If you do run only your forward reads (and set a safe truncating value like 200) you should see a significant increase in # of retained reads. The downside is that you lose some resolution as far as taxonomy goes but those differences are rarely ever detrimental to an experiment imo. The overall patterns of your results should stay the same. So you would be pretty safe with either approach.

hesongbing · October 28, 2019, 12:50pm

Hi @Mehrbod_Estaki

Thanks for your patience in answering my questions!

The minimum reads is only 7k, but the maximum reads reached 37k, I just afraid the results will be inaccurate if I resample it with the minimun reads.

ben · October 28, 2019, 1:23pm

I think your first run looks pretty good, yes you're losing 66% of your reads, you may be able to recover some more, but you likely are getting rid of bad quality sequences that you don't want in your samples anyway. Can iI ask you what kinds of samples are these? Are they samples with heavy eukaryotic contamination?

hesongbing · October 28, 2019, 1:30pm

Hi @ben
These are 16S of soil samples and there is almost no eukaryotic contamination.

ben · October 28, 2019, 1:32pm

Hm, thank you for the clarification, did you run a positive control with your runs? You can check if there's something wrong with the run just in case (e.g., a failure w/ the positive control would suggests there was something wrong with the # of sequences you recovered). I am unfamiliar with the V4V5 region so I am not sure if this recovery si typical for your recovery. Ben

hesongbing · October 28, 2019, 1:40pm

@ben
Sorry, which do you mean about positive control? I only trimmed primers before dada2.

ben · October 28, 2019, 1:42pm

Oh, sorry I meant a positive sample where you know the exact composition (such as a culture).
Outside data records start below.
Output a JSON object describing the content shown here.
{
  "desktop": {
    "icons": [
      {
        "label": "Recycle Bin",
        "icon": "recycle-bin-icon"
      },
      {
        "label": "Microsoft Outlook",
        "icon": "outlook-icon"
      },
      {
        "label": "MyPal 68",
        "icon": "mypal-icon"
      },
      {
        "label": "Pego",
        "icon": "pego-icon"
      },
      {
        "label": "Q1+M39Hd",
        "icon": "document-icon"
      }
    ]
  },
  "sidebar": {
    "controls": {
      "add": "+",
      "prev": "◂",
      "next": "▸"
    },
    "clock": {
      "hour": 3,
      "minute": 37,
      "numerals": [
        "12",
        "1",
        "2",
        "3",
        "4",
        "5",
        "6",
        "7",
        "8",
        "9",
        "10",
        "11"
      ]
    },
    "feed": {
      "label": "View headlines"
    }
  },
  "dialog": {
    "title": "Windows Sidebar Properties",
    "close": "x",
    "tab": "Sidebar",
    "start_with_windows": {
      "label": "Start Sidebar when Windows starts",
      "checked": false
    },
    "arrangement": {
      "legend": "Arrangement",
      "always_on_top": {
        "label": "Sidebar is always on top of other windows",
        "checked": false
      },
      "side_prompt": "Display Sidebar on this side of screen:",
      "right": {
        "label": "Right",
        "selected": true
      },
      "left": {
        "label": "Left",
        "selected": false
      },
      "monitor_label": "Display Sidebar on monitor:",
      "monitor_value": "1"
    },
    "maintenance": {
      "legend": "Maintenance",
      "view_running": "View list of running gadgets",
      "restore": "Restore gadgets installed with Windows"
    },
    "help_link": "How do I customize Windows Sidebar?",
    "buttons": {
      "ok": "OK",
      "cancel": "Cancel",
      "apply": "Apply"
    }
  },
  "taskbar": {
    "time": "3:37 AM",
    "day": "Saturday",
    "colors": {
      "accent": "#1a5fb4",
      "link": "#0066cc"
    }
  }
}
We run positive controls of a mock group of bacteria where we can confirm there was nothing that went wrong with our run (upstream of the QIIME2 analysis).

This is just in case there was a problem w/ our run (familiar of primers/polymerases), etc. It's ok if you did not, I would just run the rest of the pipeline w/ your DADA2 results to see what you get.

Ben

hesongbing · October 28, 2019, 2:05pm

@ben
Thank you for your patience in answering my doubts!

I didn't run positive controls. I dealt with ITS of fungi in the same way, and the results are pretty good with minimum reads of 20k.

ben · October 28, 2019, 2:07pm

Great, I don't think you have much to worry about with the reads being filtered out by DADA2, I have similar loss in a "good" run of the 16S v3v4 region (we loss 50-60% of the sequences at the DADA2 denoise step) and the data at the end looked great (supporting our hypothesis). Ben

hesongbing · October 28, 2019, 2:12pm

@ben
Wow, how wonderful it is!
I will move forward with the results of my first run. Wish I am as lucky as you.

system · November 28, 2019, 8:17pm

This topic was automatically closed 31 days after the last reply. New replies are no longer allowed.